Postby LordLucan » Wed Oct 02, 2013 4:45 pm

Lord of the Night wrote:I think this is the key problem with Garviel Loken. He was never meant to die, but because it looked like he did and took so long to confirm his survival, we all treat it as a real death and look at his return as a resurrection when it really isn't.



Author intention doesn't really concern me to be honest, only what they actually put down in writing. I look at the text as its own object, which one should be able to interpret without having to refer to authorial authority after you've already formed your own conclusions. 'Death of the Author' comes into play to a certain extent, where the reading of a novel is a collaborative effort between reader and the text.

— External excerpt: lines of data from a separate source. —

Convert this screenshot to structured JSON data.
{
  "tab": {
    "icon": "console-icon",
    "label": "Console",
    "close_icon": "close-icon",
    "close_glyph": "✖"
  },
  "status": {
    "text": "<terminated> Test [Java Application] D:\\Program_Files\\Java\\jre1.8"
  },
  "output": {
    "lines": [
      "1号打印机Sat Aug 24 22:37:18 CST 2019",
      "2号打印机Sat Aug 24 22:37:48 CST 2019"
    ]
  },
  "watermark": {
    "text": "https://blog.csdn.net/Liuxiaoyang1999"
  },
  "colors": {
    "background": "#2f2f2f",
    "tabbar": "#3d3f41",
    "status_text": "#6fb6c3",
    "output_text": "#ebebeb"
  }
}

And I treated Loken's demise as a real death not because it looked like he did, but because I felt narratively, that was the best place to kill Loken off, and I find not killing off any of the main characters in an event specifically written to be the tragic cresendo of the first Trilogy to show a lack of conviction. If Saul Tarvitz survives as well, then the only main characters to really die at Istvaan III are Torgeddeon and ancient Rylanor (and even he is really a secondary character). All the rest iirc are secondaries and essentially background extras. If it becomes apparent authors aren't willing to kill off their darlings, then we get into trouble.

ADB is a good author for killing off likeable main characters mercilessly, and I appreciate that, as I truly care when they get slain/perish. Like in Void Stalker, he wasn't afraid to get all those characters reader had grown to find cool and awesome, and got them killed in really tragic, sometimes pathetic ways.